# Part 1: Introduction to SOAP and XML Message Structure

## Why I Had to Learn SOAP

I spent the first few years of my career building REST APIs and assumed SOAP was something I could safely ignore. That assumption ended the day I needed to integrate a Python backend with a Danish government tax reporting service. The only API they offered was SOAP. No REST alternative, no JSON, no choice.

I had two options: complain or learn. I chose to learn, and it turned out to be genuinely useful knowledge. Enterprise banking platforms, insurance claim systems, national health record APIs — a large fraction of the world's critical data infrastructure speaks SOAP. Knowing how it works makes you a more capable engineer.

This first part covers what SOAP actually is, how its XML messages are structured, and how to set up a Python environment to start working with it.

## What is SOAP?

**SOAP** (Simple Object Access Protocol) is a messaging protocol for exchanging structured information in distributed systems. It uses XML as its message format and is transport-independent — though in practice, HTTP is by far the most common transport.

SOAP was developed by Microsoft in 1998 and became a W3C standard. At its peak in the mid-2000s, it was the dominant approach for building web services.

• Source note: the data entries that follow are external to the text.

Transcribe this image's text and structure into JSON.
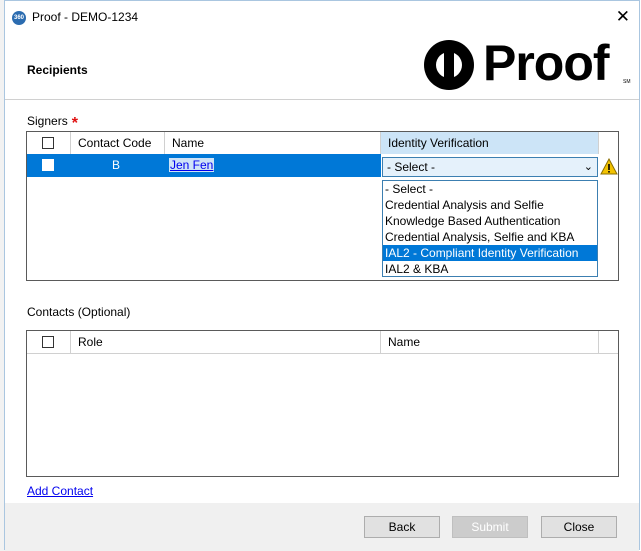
{
  "window": {
    "title": "Proof - DEMO-1234",
    "app_icon_text": "360"
  },
  "header": {
    "section_title": "Recipients",
    "logo_text": "Proof",
    "logo_mark": "SM"
  },
  "signers": {
    "label": "Signers",
    "required_mark": "*",
    "columns": [
      "Contact Code",
      "Name",
      "Identity Verification"
    ],
    "row": {
      "contact_code": "B",
      "name": "Jen Fen",
      "identity_verification": "- Select -"
    },
    "warning_icon": "warning-icon",
    "dropdown_options": [
      "- Select -",
      "Credential Analysis and Selfie",
      "Knowledge Based Authentication",
      "Credential Analysis, Selfie and KBA",
      "IAL2 - Compliant Identity Verification",
      "IAL2 & KBA"
    ],
    "highlighted_option": "IAL2 - Compliant Identity Verification"
  },
  "contacts": {
    "label": "Contacts (Optional)",
    "columns": [
      "Role",
      "Name"
    ],
    "add_link": "Add Contact"
  },
  "buttons": {
    "back": "Back",
    "submit": "Submit",
    "close": "Close"
  },
  "colors": {
    "selection": "#0078d7",
    "header_highlight": "#cce4f7",
    "required": "#e01010",
    "link": "#0000ee"
  }
}
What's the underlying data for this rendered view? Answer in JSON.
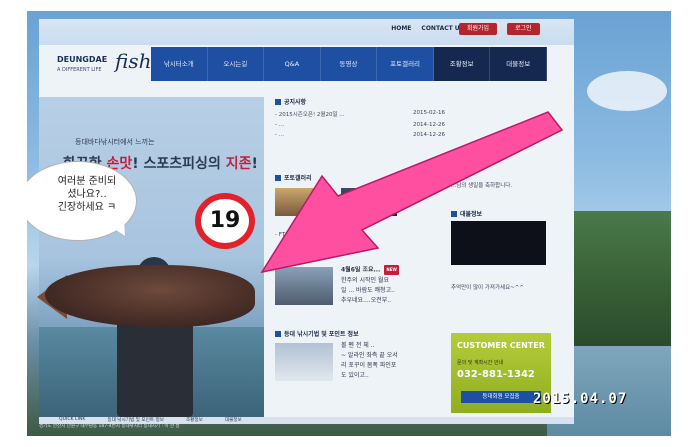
{
  "site": {
    "top_links": [
      "HOME",
      "CONTACT US"
    ],
    "join_label": "회원가입",
    "login_label": "로그인",
    "logo_text": "DEUNGDAE",
    "logo_fish": "fish",
    "logo_sub": "A DIFFERENT LIFE"
  },
  "nav": {
    "items": [
      "낚시터소개",
      "오시는길",
      "Q&A",
      "동영상",
      "포토갤러리",
      "조황정보",
      "대물정보"
    ]
  },
  "hero": {
    "small": "등대바다낚시터에서 느끼는",
    "main_prefix": "화끈한 ",
    "main_accent1": "손맛",
    "main_middle": "! 스포츠피싱의 ",
    "main_accent2": "지존",
    "main_suffix": "!"
  },
  "bubble": {
    "text": "여러분 준비되\n셨나요?..\n긴장하세요 ㅋ"
  },
  "badge": "19",
  "notice": {
    "title": "공지사항",
    "rows": [
      {
        "text": "- 2015시즌오픈! 2월20일 ...",
        "date": "2015-02-16"
      },
      {
        "text": "- ...",
        "date": "2014-12-26"
      },
      {
        "text": "- ...",
        "date": "2014-12-26"
      }
    ]
  },
  "gallery": {
    "title": "포토갤러리",
    "captions": [
      "- FT...",
      "...등대가족들.."
    ]
  },
  "video": {
    "title": "동영상",
    "line1": "4월6일 조요...",
    "new_badge": "NEW",
    "line2": "한주의 시작인 월요",
    "line3": "일 ... 바람도 쾌청고..",
    "line4": "추우네요....오전부.."
  },
  "spot": {
    "title": "등대 낚시기법 및 포인트 정보",
    "line1": "볼 펜 전 체 ..",
    "line2": "~ 알라인 좌측 끝 오서",
    "line3": "리 포꾸이 몸폭 파인포",
    "line4": "도 있이고.."
  },
  "right": {
    "price_title": "...회원",
    "price_text": "...님의 생일을 축하합니다.",
    "live_title": "대물정보",
    "live_text": "추억만이 많이 가져가세요~^^"
  },
  "customer_center": {
    "title": "CUSTOMER CENTER",
    "sub": "문의 및 계좌시간 안내",
    "phone": "032-881-1342",
    "button": "등대회원 모집중",
    "foot": "문의 및 계좌시간 안내 032 - 881 - 1342"
  },
  "quicklinks": {
    "items": [
      "QUICK LINK",
      "등대 낚시기법 및 포인트 정보",
      "조황정보",
      "대물정보"
    ]
  },
  "footer": {
    "text": "경기도 안산시 단원구 대부남동 187-4번지 등대낚시터 등대지기 : 이 한 흥"
  },
  "timestamp": "2015.04.07",
  "colors": {
    "nav": "#1e4fa2",
    "accent": "#c11f3b",
    "arrow": "#ff4fa0",
    "cc": "#a0bd2a"
  }
}
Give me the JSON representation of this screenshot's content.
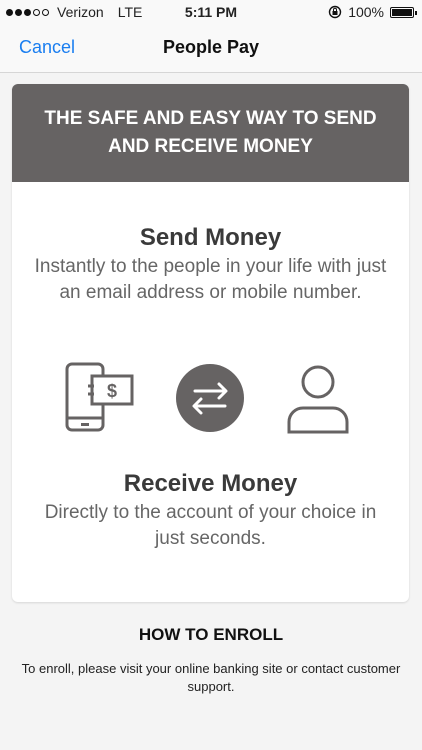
{
  "status_bar": {
    "carrier": "Verizon",
    "network": "LTE",
    "time": "5:11 PM",
    "battery": "100%",
    "battery_level": 1.0,
    "signal_bars_filled": 3,
    "signal_bars_total": 5
  },
  "nav": {
    "cancel_label": "Cancel",
    "title": "People Pay"
  },
  "card": {
    "header": "THE SAFE AND EASY WAY TO SEND AND RECEIVE MONEY",
    "send_title": "Send Money",
    "send_body": "Instantly to the people in your life with just an email address or mobile number.",
    "receive_title": "Receive Money",
    "receive_body": "Directly to the account of your choice in just seconds.",
    "dollar_symbol": "$"
  },
  "enroll": {
    "title": "HOW TO ENROLL",
    "text": "To enroll, please visit your online banking site or contact customer support."
  },
  "colors": {
    "accent": "#1a7ef0",
    "header_bg": "#666363",
    "icon_gray": "#666363"
  }
}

REST later displaced it for most public-facing APIs, but SOAP never went away from enterprise environments where its formal contract model and built-in security standards are valued features, not bureaucratic overhead.

### What SOAP Gives You

* **Strict contracts**: A WSDL file formally defines every operation, message format, and data type. Both sides know exactly what to expect.
* **Language agnostic**: Any language that can produce and parse XML can use SOAP — Python, Java, C#, PHP, and many more.
* **Transport agnostic**: HTTP is standard, but SOAP can run over JMS, SMTP, or TCP.
* **WS-Security**: A message-level security standard for signing, encrypting, and authenticating SOAP messages independent of transport.
* **Built-in error protocol**: SOAP Faults are a standardised way to communicate errors across service boundaries.

## SOAP Message Structure

A SOAP message is an XML document. It always has the same outer shell and follows a strict structure.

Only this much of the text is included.